From chapter "Possession"
I’ve long experienced a close relationship between my muse and my sexuality. At first I didn’t recognize it as such. I just knew that often when I was trying to write and I was stuck, having an orgasm would lubricate the writing, unstick it. And I also knew that while the stereotype of male sexuality is that orgasms are supposed to cause men to fall asleep, after an orgasm I would often be filled to bursting with ideas, and would want to immediately start writing.
My early interpretation of this was that perhaps the orgasm had somehow stilled my conscious mind enough to allow the ideas to bubble forth. I thought this for a year or so, even though it never felt right, never satisfied me.
My understanding of the relationship between writing and sexuality finally became clear when I realized that I don’t actually write what I write; I just essentially take dictation, and then edit what I’ve transcribed. That it’s written by my muse. I use the word my not to imply ownership, but relationship, as in my friend, my partner, my lover. She—my muse is a she, though I have no idea if all muses are female—is an actual being. She’s not a metaphor, a personification of my unconscious processes, or even some archetypal figure either bubbling up from my organs or the collective unconscious, or, as I’ve heard some New Agers label it, descending from the superconscious. She’s a being, like you, like me, like a salmon, like a white pine, like a ghost spider, only different.
When I understood that, everything else fell into place. A major reason that making love makes me so receptive to my muse is that she enjoys making love as much as I do. Just as the muse uses my fingers to write through me and my voice to give talks through me, she uses my body to make love through me. She enjoys that physicality, of sex, of eating, of walking.
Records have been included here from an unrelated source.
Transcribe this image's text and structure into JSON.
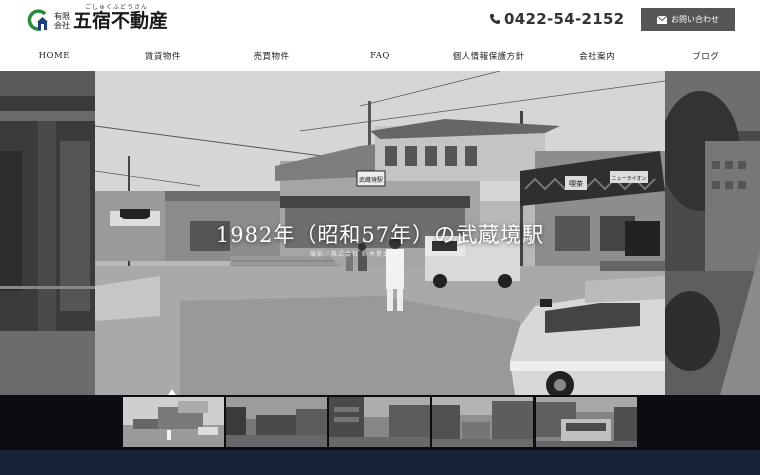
{
  "header": {
    "logo": {
      "small_line1": "有限",
      "small_line2": "会社",
      "name": "五宿不動産",
      "ruby": "ごしゅくふどうさん"
    },
    "phone": "0422-54-2152",
    "contact_label": "お問い合わせ"
  },
  "nav": {
    "items": [
      {
        "label": "HOME"
      },
      {
        "label": "賃貸物件"
      },
      {
        "label": "売買物件"
      },
      {
        "label": "FAQ"
      },
      {
        "label": "個人情報保護方針"
      },
      {
        "label": "会社案内"
      },
      {
        "label": "ブログ"
      }
    ]
  },
  "hero": {
    "caption": "1982年（昭和57年）の武蔵境駅",
    "sign_1": "武蔵境駅",
    "sign_2": "喫茶",
    "sign_3": "ニューライオン",
    "credit": "撮影／株式会社 鈴木貫太"
  },
  "thumbnails": {
    "count": 5,
    "active_index": 0
  },
  "colors": {
    "accent_green": "#2a8a3e",
    "button_gray": "#555555",
    "thumb_strip": "#0b0d12",
    "bottom_band": "#172336"
  }
}
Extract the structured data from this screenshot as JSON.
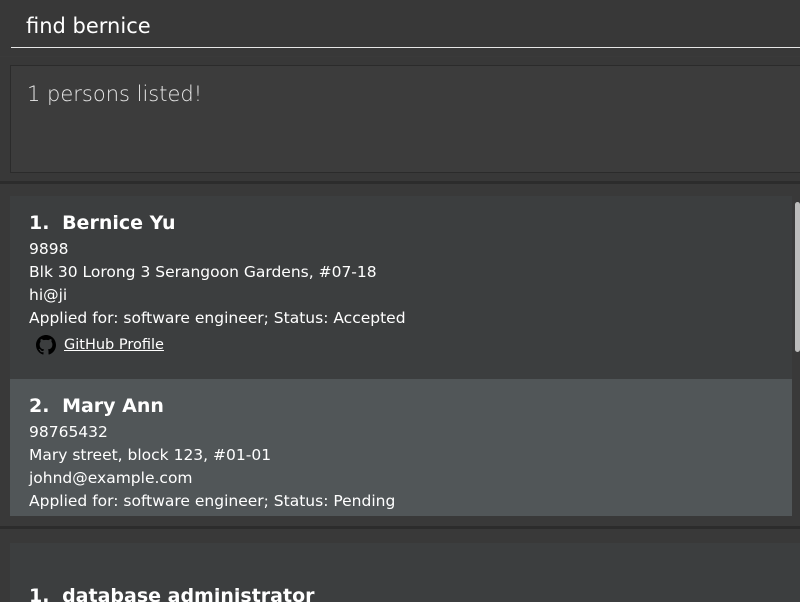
{
  "command_box": {
    "value": "find bernice"
  },
  "result_display": {
    "text": "1 persons listed!"
  },
  "persons": [
    {
      "index": "1.",
      "name": "Bernice Yu",
      "phone": "9898",
      "address": "Blk 30 Lorong 3 Serangoon Gardens, #07-18",
      "email": "hi@ji",
      "application": "Applied for: software engineer; Status: Accepted",
      "github_label": "GitHub Profile"
    },
    {
      "index": "2.",
      "name": "Mary Ann",
      "phone": "98765432",
      "address": "Mary street, block 123, #01-01",
      "email": "johnd@example.com",
      "application": "Applied for: software engineer; Status: Pending"
    }
  ],
  "jobs": [
    {
      "index": "1.",
      "title": "database administrator"
    }
  ],
  "colors": {
    "background": "#3a3a3a",
    "card_odd": "#3c3e3f",
    "card_even": "#515658",
    "text": "#ffffff"
  },
  "icons": {
    "github": "github-icon"
  }
}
She enjoys hitchhiking into me.
I don’t believe muses are the only ones who hitchhike. I think that sort of possession—because hitchhiking and possession are deeply related, with hitchhiking being perhaps more transitory and also less total, but really differing more in degree than quality—is quite common. Recall the parasites, and the question of who’s in charge. Know also that there are a hundred times more bacteria in your body than there are your “own” cells…. My point is that we’re already possessed, physically. Beings hitchhike into or onto us all the time. They possess us, and we possess them. And knowing that we are physically permeable, what makes us think that psychically, spiritually, emotionally, and so on we are any less permeable?